AMITE, La. – Teachers in Louisiana’s Tangipahoa Parish School System used last night’s school board meeting to vent their frustrations about Common Core.
The Pelican State is one of the 45 states that are using the new, nationalized math and English learning standards. But many Tangipahoa teachers aren’t happy about the Common Core transition. They claim the revamped standards are causing confusion.
Kevin Crovetto, head of the Tangipahoa teachers union, blasted the “one-size-fits-all” standards and said educators don’t know how to design Core-compatible lesson plans, according to TheAdvocate.com.
“How can we work this plan? Crovetto asked board members. “It hasn’t been planned.”
While Common Core deals only with English and math standards, it requires teachers in most other subject areas to help teach them.
High school social studies teacher Larry Morgan’s complaint about the standards is that he simply doesn’t understand how they apply to him.

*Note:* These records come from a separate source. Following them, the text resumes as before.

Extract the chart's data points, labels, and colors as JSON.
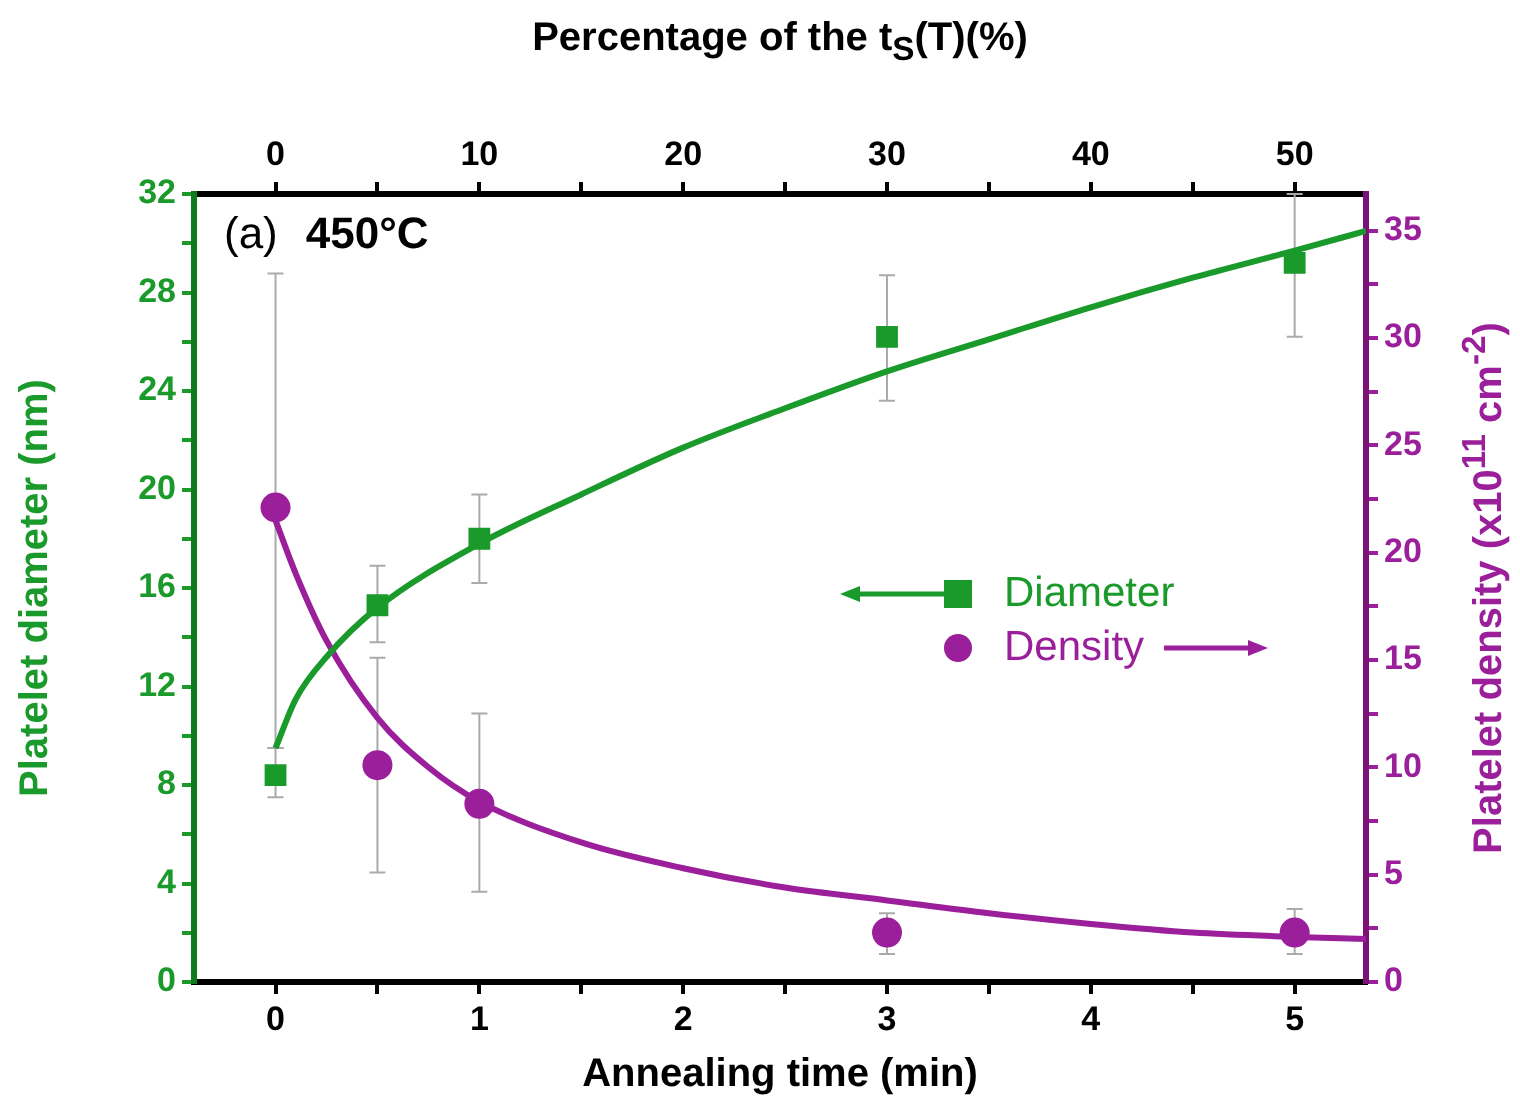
{
  "chart_data": {
    "type": "scatter",
    "xlabel": "Annealing time (min)",
    "ylabel": "Platelet diameter (nm)",
    "y2label": "Platelet density (x10$^{11}$ cm$^{-2}$)",
    "x2label": "Percentage of the t$_{S}$(T)(%)",
    "annotations": [
      "(a)",
      "450°C"
    ],
    "xlim": [
      -0.4,
      5.35
    ],
    "xticks": [
      0,
      {
        "value": 0.5,
        "label": null
      },
      1,
      {
        "value": 1.5,
        "label": null
      },
      2,
      {
        "value": 2.5,
        "label": null
      },
      3,
      {
        "value": 3.5,
        "label": null
      },
      4,
      {
        "value": 4.5,
        "label": null
      },
      5
    ],
    "x2lim": [
      -4,
      53.5
    ],
    "x2ticks": [
      0,
      {
        "value": 5,
        "label": null
      },
      10,
      {
        "value": 15,
        "label": null
      },
      20,
      {
        "value": 25,
        "label": null
      },
      30,
      {
        "value": 35,
        "label": null
      },
      40,
      {
        "value": 45,
        "label": null
      },
      50
    ],
    "ylim": [
      0,
      32
    ],
    "yticks": [
      0,
      {
        "value": 2,
        "label": null
      },
      4,
      {
        "value": 6,
        "label": null
      },
      8,
      {
        "value": 10,
        "label": null
      },
      12,
      {
        "value": 14,
        "label": null
      },
      16,
      {
        "value": 18,
        "label": null
      },
      20,
      {
        "value": 22,
        "label": null
      },
      24,
      {
        "value": 26,
        "label": null
      },
      28,
      {
        "value": 30,
        "label": null
      },
      32
    ],
    "y2lim": [
      0,
      36.7
    ],
    "y2ticks": [
      0,
      {
        "value": 2.5,
        "label": null
      },
      5,
      {
        "value": 7.5,
        "label": null
      },
      10,
      {
        "value": 12.5,
        "label": null
      },
      15,
      {
        "value": 17.5,
        "label": null
      },
      20,
      {
        "value": 22.5,
        "label": null
      },
      25,
      {
        "value": 27.5,
        "label": null
      },
      30,
      {
        "value": 32.5,
        "label": null
      },
      35
    ],
    "grid": false,
    "legend": "right",
    "series": [
      {
        "name": "Diameter",
        "type": "scatter",
        "marker": "square",
        "color": "#1a9a2a",
        "x": [
          0,
          0.5,
          1,
          3,
          5
        ],
        "values": [
          8.4,
          15.3,
          18,
          26.2,
          29.2
        ],
        "errors": [
          [
            7.5,
            9.5
          ],
          [
            13.8,
            16.9
          ],
          [
            16.2,
            19.8
          ],
          [
            23.6,
            28.7
          ],
          [
            26.2,
            32
          ]
        ]
      },
      {
        "name": "Density",
        "type": "scatter",
        "marker": "circle",
        "axis": "y2",
        "color": "#9b1f9b",
        "x": [
          0,
          0.5,
          1,
          3,
          5
        ],
        "values": [
          22.1,
          10.1,
          8.3,
          2.3,
          2.3
        ],
        "errors": [
          [
            10.9,
            33
          ],
          [
            5.1,
            15.1
          ],
          [
            4.2,
            12.5
          ],
          [
            1.3,
            3.2
          ],
          [
            1.3,
            3.4
          ]
        ]
      },
      {
        "type": "line",
        "marker": "none",
        "color": "#1a9a2a",
        "x": [
          0,
          0.1,
          0.25,
          0.5,
          1,
          1.5,
          2,
          2.5,
          3,
          3.5,
          4,
          4.5,
          5,
          5.35
        ],
        "values": [
          9.5,
          11.5,
          13.2,
          15.2,
          17.8,
          19.8,
          21.7,
          23.3,
          24.8,
          26.1,
          27.4,
          28.6,
          29.7,
          30.5
        ]
      },
      {
        "type": "line",
        "marker": "none",
        "axis": "y2",
        "color": "#9b1f9b",
        "x": [
          0,
          0.1,
          0.25,
          0.5,
          0.75,
          1,
          1.5,
          2,
          2.5,
          3,
          3.5,
          4,
          4.5,
          5,
          5.35
        ],
        "values": [
          21.5,
          19,
          15.9,
          12.3,
          10,
          8.4,
          6.5,
          5.3,
          4.4,
          3.8,
          3.2,
          2.7,
          2.3,
          2.1,
          2
        ]
      }
    ]
  }
}
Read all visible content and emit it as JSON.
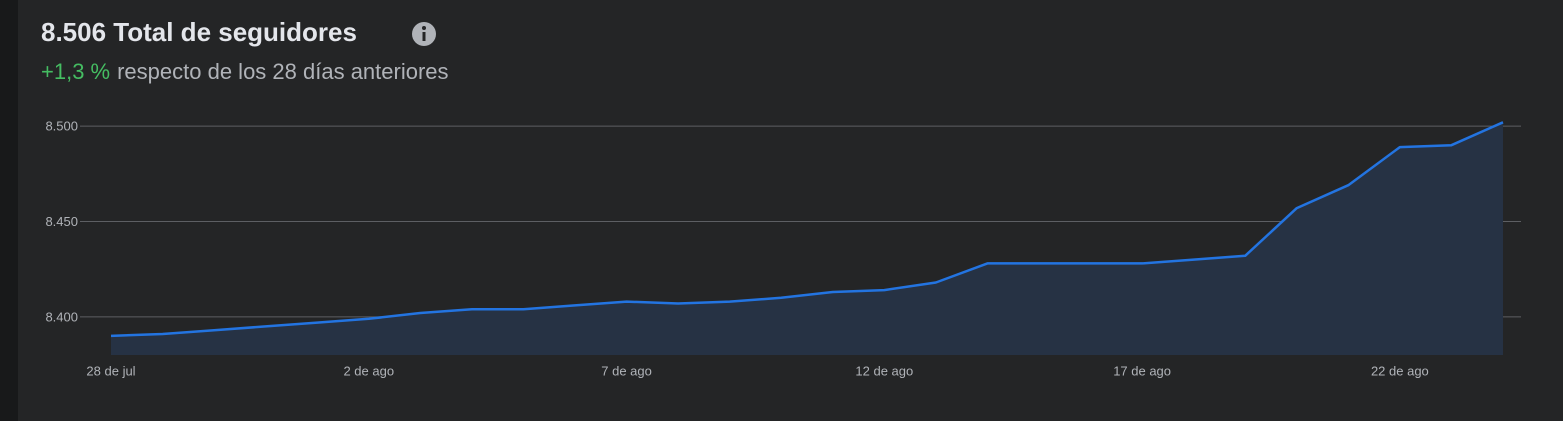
{
  "chart_data": {
    "type": "area",
    "title": "8.506 Total de seguidores",
    "change": "+1,3 %",
    "subtitle": "respecto de los 28 días anteriores",
    "categories": [
      "28 de jul",
      null,
      null,
      null,
      null,
      "2 de ago",
      null,
      null,
      null,
      null,
      "7 de ago",
      null,
      null,
      null,
      null,
      "12 de ago",
      null,
      null,
      null,
      null,
      "17 de ago",
      null,
      null,
      null,
      null,
      "22 de ago",
      null,
      null
    ],
    "values": [
      8390,
      8391,
      8393,
      8395,
      8397,
      8399,
      8402,
      8404,
      8404,
      8406,
      8408,
      8407,
      8408,
      8410,
      8413,
      8414,
      8418,
      8428,
      8428,
      8428,
      8428,
      8430,
      8432,
      8457,
      8469,
      8489,
      8490,
      8502
    ],
    "color": "#2374e1",
    "fill_color": "#263244",
    "change_color": "#45bd62",
    "ylim": [
      8380,
      8510
    ],
    "yticks": [
      {
        "value": 8400,
        "label": "8.400"
      },
      {
        "value": 8450,
        "label": "8.450"
      },
      {
        "value": 8500,
        "label": "8.500"
      }
    ],
    "grid": true
  }
}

“I don’t mind following orders, but I need to know what the orders are,” Morgan said, according to TheAdvocate.com.
Carolyn Waller, a high school English teacher, questioned the speed with which Common Core is being foisted onto schools.
“I just can’t understand – why are we on this bullet, this train?” Waller asked.
That’s a question more Americans have started asking over the past several months.
Even though the “experts” assure us the new standards are far superior to what schools have been using in the past, that’s just propaganda. The fact remains that nobody can say with certainty how this Common Core experiment is going to play out – because it’s never been tested on actual students in an actual state.
Core supporters refuse to acknowledge that they’re making this up as they go along, but they are.
It appears that most U.S. teachers are on board with Common Core. That’s why it’s especially heartening to hear of these Louisiana teachers pointing out the standards’ obvious deficiencies.
Americans need to hear from more educators who oppose the uniform, national standards. Maybe if enough of them speak up, it will embolden more state lawmakers to push back against this reckless experiment.
The reality is that it might be too late to roll back Common Core anytime soon; the Powers That Be were very clever in making sure the Core took root in schools before most people were aware of the program.
But at the very least, parents, teachers and taxpayers can speak out against this K-12 experiment, and be on the lookout for the new national science standards that have started coming down the tracks, and the social studies standards that will soon be following behind.